Tandis que le prince s’occupait d’asseoir son gouvernement sur cette douceur qui n’exclut point la fermeté, de faire respecter les opinions, les croyances et les mœurs, le comte Daru, aussi grand administrateur que distingué par ses vastes connaissances littéraires, travaillait sans relâche à connaître tout ce qui pouvait enrichir le domaine de la couronne. Il s’entoura de tous les hommes qui pouvaient l’aider dans ses recherches, et sa perspicacité à cet égard) comme son infatigable ténacité au travail, étonnèrent étrangement des hommes du pays qui ne soupçonnaient pas des revenus qu’on découvrit.
Des Hollandais ont reproché au comte Daru de n’avoir pas les formes aussi engageantes que le prince Lebrun: un homme franc ne refait pas son caractère; la vivacité de M. Daru, mise en opposition avec le sang-froid batave, a d’ailleurs bien pu déconcerter quelquefois le flegme de ceux qui avaient affaire à lui. L’intendant général saisissait avec rapidité les questions administratives les plus difficiles, ne voyait point d’obstacle au bon droit; prompt à faire exécuter, comme à concevoir, il ne voulait point de retards. Les hommes habitués à remettre au lendemain durent être contrariés. Peut-être, même, si M. Daru eût mieux connu la Hollande et les bons Hollandais, il eût sacrifié quelque chose de sa pétulance à leurs habitudes tranquilles. Il faut convenir que la lenteur hollandaise a quelque chose de désespérant pour la vivacité française.
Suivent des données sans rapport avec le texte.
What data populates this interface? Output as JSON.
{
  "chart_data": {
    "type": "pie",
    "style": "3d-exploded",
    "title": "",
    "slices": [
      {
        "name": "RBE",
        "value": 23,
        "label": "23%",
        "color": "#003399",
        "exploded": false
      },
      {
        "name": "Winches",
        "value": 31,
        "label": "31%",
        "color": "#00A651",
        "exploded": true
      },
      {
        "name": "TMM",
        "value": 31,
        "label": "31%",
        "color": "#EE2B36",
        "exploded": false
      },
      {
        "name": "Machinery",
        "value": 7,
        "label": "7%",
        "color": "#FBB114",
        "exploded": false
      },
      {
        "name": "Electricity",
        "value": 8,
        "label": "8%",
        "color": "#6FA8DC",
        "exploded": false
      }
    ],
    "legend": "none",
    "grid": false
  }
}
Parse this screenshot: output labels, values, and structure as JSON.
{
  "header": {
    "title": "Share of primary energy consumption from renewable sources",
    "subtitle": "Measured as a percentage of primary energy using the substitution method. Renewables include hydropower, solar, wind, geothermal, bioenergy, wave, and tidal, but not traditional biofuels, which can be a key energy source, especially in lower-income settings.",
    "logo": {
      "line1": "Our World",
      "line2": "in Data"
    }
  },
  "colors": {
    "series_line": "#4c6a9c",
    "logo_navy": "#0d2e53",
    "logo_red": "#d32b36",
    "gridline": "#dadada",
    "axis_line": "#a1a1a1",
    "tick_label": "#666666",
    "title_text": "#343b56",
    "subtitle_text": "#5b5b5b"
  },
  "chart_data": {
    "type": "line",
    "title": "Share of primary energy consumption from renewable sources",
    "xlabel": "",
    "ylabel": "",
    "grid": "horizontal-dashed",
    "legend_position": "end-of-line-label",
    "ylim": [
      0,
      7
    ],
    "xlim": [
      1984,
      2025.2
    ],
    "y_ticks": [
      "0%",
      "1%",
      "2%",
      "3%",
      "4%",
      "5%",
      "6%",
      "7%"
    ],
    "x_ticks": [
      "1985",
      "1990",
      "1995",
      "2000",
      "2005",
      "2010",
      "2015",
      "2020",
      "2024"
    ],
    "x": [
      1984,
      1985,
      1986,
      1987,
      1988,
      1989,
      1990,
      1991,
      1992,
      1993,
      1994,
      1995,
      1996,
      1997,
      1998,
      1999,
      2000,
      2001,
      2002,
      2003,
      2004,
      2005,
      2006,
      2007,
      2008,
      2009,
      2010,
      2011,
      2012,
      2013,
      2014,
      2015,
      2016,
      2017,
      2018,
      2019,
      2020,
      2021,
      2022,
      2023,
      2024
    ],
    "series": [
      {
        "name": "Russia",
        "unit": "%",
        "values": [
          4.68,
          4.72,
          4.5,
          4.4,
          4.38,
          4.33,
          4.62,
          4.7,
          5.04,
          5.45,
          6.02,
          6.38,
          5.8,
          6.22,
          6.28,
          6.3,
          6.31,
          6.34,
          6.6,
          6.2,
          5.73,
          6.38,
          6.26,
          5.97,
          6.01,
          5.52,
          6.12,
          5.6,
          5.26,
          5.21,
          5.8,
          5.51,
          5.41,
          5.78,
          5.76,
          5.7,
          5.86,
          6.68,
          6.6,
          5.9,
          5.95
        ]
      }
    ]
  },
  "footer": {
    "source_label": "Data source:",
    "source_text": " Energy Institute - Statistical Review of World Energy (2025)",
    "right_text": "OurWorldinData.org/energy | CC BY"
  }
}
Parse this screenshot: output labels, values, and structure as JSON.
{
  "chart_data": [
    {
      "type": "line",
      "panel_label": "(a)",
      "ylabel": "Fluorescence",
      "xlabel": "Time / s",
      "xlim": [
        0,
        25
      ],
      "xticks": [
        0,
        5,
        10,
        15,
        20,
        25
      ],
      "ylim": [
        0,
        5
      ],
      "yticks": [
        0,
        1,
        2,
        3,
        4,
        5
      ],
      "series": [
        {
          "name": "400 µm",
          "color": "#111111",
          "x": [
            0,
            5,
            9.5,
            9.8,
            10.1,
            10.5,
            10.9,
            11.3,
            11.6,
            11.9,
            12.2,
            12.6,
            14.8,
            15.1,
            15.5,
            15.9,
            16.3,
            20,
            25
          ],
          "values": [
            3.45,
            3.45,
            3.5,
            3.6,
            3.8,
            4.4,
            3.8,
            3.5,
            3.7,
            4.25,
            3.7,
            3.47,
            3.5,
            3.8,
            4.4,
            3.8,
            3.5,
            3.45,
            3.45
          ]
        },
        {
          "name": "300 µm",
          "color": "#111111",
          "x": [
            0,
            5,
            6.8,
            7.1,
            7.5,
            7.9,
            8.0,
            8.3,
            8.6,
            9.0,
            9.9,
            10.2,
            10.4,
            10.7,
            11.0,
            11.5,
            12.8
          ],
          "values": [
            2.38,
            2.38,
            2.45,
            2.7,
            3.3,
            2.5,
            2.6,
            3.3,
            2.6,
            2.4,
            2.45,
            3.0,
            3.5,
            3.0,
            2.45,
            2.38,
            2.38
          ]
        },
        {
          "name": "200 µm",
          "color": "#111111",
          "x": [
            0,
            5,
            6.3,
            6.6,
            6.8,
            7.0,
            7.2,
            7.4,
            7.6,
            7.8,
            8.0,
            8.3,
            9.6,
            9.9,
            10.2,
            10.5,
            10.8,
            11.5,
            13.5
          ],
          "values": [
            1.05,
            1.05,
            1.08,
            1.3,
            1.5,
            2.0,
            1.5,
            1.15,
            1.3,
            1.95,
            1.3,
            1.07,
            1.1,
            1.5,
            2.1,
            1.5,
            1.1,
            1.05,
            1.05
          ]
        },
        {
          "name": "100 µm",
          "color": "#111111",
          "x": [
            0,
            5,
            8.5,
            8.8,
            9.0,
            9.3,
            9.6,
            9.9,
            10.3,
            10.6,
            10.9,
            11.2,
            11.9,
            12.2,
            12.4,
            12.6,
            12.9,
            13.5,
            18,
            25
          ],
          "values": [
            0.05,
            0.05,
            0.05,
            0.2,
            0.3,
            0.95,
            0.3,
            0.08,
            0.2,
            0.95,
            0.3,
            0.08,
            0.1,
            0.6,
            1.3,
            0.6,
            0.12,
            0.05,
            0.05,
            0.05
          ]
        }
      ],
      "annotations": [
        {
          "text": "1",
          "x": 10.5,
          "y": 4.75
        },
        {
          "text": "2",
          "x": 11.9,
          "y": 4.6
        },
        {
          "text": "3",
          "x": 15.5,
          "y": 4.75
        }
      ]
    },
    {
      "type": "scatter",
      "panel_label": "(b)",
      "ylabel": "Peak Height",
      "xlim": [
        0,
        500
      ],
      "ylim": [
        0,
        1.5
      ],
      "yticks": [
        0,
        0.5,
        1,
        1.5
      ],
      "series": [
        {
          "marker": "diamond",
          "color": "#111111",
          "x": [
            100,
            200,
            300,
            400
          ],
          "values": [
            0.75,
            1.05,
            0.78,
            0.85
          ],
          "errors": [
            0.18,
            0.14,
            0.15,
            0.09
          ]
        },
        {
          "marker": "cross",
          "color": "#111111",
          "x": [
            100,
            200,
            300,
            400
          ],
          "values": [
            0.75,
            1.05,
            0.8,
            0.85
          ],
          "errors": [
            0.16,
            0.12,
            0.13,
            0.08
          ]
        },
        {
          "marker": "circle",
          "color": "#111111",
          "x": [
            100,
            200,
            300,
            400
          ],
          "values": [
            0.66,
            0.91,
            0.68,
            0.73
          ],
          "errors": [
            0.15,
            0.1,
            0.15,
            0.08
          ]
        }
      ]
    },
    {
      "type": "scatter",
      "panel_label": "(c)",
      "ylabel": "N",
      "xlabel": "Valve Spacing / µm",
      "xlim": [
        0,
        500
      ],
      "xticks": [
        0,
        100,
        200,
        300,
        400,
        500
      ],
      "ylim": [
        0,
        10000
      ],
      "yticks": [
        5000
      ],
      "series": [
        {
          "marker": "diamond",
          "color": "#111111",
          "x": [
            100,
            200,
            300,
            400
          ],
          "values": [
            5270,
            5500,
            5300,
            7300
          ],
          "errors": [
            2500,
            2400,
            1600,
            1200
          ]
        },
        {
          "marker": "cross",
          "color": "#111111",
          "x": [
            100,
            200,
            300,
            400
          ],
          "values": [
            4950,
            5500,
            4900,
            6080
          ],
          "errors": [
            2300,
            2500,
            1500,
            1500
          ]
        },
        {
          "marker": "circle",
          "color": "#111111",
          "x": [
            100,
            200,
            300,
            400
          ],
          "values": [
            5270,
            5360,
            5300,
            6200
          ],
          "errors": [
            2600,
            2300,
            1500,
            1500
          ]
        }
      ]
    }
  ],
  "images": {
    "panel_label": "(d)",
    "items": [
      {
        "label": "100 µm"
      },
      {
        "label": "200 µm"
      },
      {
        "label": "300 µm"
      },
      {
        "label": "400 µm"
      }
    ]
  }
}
M. le comte Daru eut de cette vivacité ; des étrangers ont pu le remarquer; mais ils auraient tort de la nommer brusquerie. D’autres Français, immédiatement employés sous les ordres de l’intendant général, n’en furent point affranchis. Ces emportemens légers et passagers prouvent bien mieux la supériorité du comte Daru dans les affaires, qu’ils ne justifient le reproche qu’on lui adressait en Hollande d’avoir des manières peu engageantes.
A cette époque, on vit affluer en Hollande une nuée d’employés, destinés à servir les administrations impériales, gens dont la plupart, étaient recrutés au hasard parmi les désœuvrés. Ils semblaient avoir un grand besoin des places qu’ils venaient occuper loin de leurs foyers; mais bientôt ils parurent dans le monde avec une sorte de luxe, peu agréable pour ceux qui faisaient les fonds administratifs.
Lorsque Louis abdiqua le trône, il confirma dans leurs emplois tous les grands officiers de la couronne; le comte Daru convoqua ces dignitaires pour régler avec eux le budget des dépenses de leurs services jusqu’à la fin de l’exercice courant.
Le conseil de régence, constitué par Louis avant de quitter la Hollande, n’ayant point été approuvé par l’empereur qui avait ordonné la réunion, on ne conserva à Amsterdam, devenue capitale des pays réunis, qu’une faible partie du personnel des différens services de la maison du roi. Fourrier du palais, piqueurs et cochers, gens de bouche, valets de chambre, valets de pied et d’écurie, enfin tout ce qui était subalterne, et qui voulut aller en France, fut envoyé à Paris pour être employé dans la maison de l’empereur.